I leaked this classified document by publication to the internet over four years ago. It was instantly posted and mirrored by thousands of sites around the World, making it impossible to keep it secret. But this report published today is the first official acknowledgement of the existence of this document and first official attempt to come to terms with what it means. It also, of course, shatters the government’s argument that I am making it all up (a line Jack Straw still regularly deploys).
The Committee made excellent use of the Michael Wood letter:
Other key unpublished documents are copies of the relevant legal advice given to the
Government about the relevant human rights standards concerning torture and complicity
in torture. As we mentioned above, there is already in the public domain the
memorandum from the Senior Legal Adviser to the Foreign Office, Michael Wood, dated
13 March 2003, which says:
Your record of our meeting with HMA Tashkent recorded that Craig had said that
his understanding was that it was also an offence under the UN Convention on
Torture to receive or possess information under torture. I said that I did not believe
that this was the case, but undertook to re-read the Convention.
I have done so. There is nothing in the Convention to this effect. The nearest thing
is Article 15 which provides [for the inadmissibility in evidence of any statement
which is established to have been made as a result of torture.].
This does not create any offence. I would expect that under UK law any statement
established to have been made as a result of torture would not be admissible as
evidence.
89. We accept, as Professor Sands pointed out in his evidence to us, that this short memo
responding to a specific query should not be treated as a formal, fully reasoned legal advice.
However, we are concerned that this response from the Foreign Office’s most senior lawyer
makes no mention of the requirement in Article 4(1) UNCAT that States criminalise
“complicity or participation in torture”. As Professor Sands commented: “In a formal and
limited sense Mr Wood’s response is correct, but it seems not to address the issue in the
round. … there may be circumstances in which the receipt or possession of information
that has been obtained by torture may amount to complicity in torture, within the meaning
of Article 4(1).”
90. The memo from the Foreign Office Legal Adviser raises a number of important
questions. As Professor Sands also said in his evidence, it may well be that Sir Michael
Wood, other lawyers or the Law Officers address the meaning and effect of Article 4 of
UNCAT in other more reasoned opinions, but this memo does not address that and
therefore “it does not give a complete answer.”125 We do not know whether other, more
reasoned advices were given to ministers or to the intelligence and security services. It is
important, in our view, to ascertain whether the Government was ever advised as to the
possibility that systematic reliance on information which may have been obtained under
torture risks at some point crossing the line into complicity in torture for which the UK
would be responsible under the relevant legal standards.

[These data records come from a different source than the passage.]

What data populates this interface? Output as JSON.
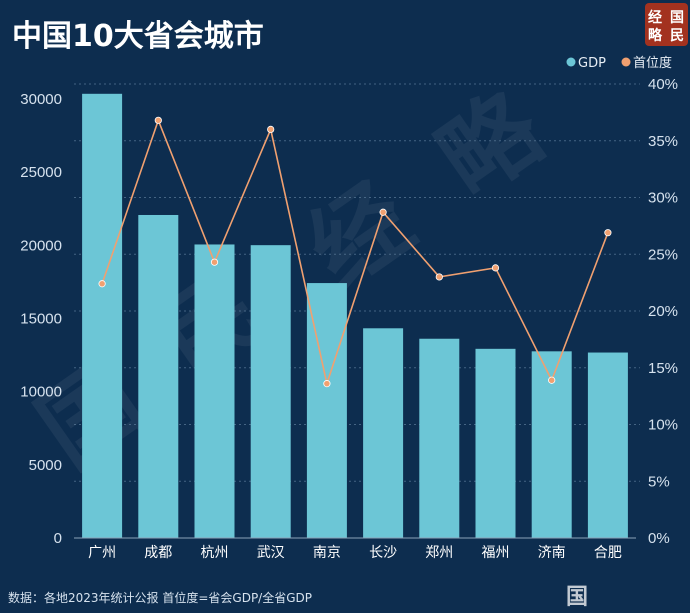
{
  "chart_data": {
    "type": "bar",
    "title": "中国10大省会城市",
    "categories": [
      "广州",
      "成都",
      "杭州",
      "武汉",
      "南京",
      "长沙",
      "郑州",
      "福州",
      "济南",
      "合肥"
    ],
    "series": [
      {
        "name": "GDP",
        "type": "bar",
        "axis": "left",
        "color": "#6cc6d6",
        "values": [
          30355,
          22074,
          20059,
          20011,
          17421,
          14331,
          13617,
          12928,
          12757,
          12674
        ]
      },
      {
        "name": "首位度",
        "type": "line",
        "axis": "right",
        "color": "#f0a070",
        "values": [
          22.4,
          36.8,
          24.3,
          36.0,
          13.6,
          28.7,
          23.0,
          23.8,
          13.9,
          26.9
        ]
      }
    ],
    "y_left": {
      "ylim": [
        0,
        30000
      ],
      "ticks": [
        "0",
        "5000",
        "10000",
        "15000",
        "20000",
        "25000",
        "30000"
      ]
    },
    "y_right": {
      "ylim": [
        0,
        40
      ],
      "ticks": [
        "0%",
        "5%",
        "10%",
        "15%",
        "20%",
        "25%",
        "30%",
        "35%",
        "40%"
      ]
    },
    "legend": {
      "placement": "top-right"
    },
    "grid": true,
    "source": "数据：各地2023年统计公报 首位度=省会GDP/全省GDP"
  },
  "logo": {
    "chars": [
      "经",
      "国",
      "略",
      "民"
    ],
    "color": "#a3321f"
  },
  "watermark": {
    "chars": [
      "国",
      "民",
      "经",
      "略"
    ]
  },
  "bottom_logo": "国"
}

While a public Inquiry would be useful, I believe the major part of the truth about our ministerially approved policy on the use of torture could simply be revealed by releasing the minutes of my meeting of 7 or 8 March 2003 with Sir Michael Wood, Linda Duffield and Matthew Kydd at which I was told of the policy. The top copy includes a manuscript note which makes plain that Jack Straw had ordered the meeting and gives his views. I suggested that the Committee call for this minute, but they do not seem to have done so.
A final point worth mentioning is the continued UK media blackout. I have given 17 media interviews on the Committee’s report so far. including to CNN, but they have almost all been foreign. Only LBC radio in the UK has interviewed me. Neither do I exist in any of the press reports except a brief mention in the Herald.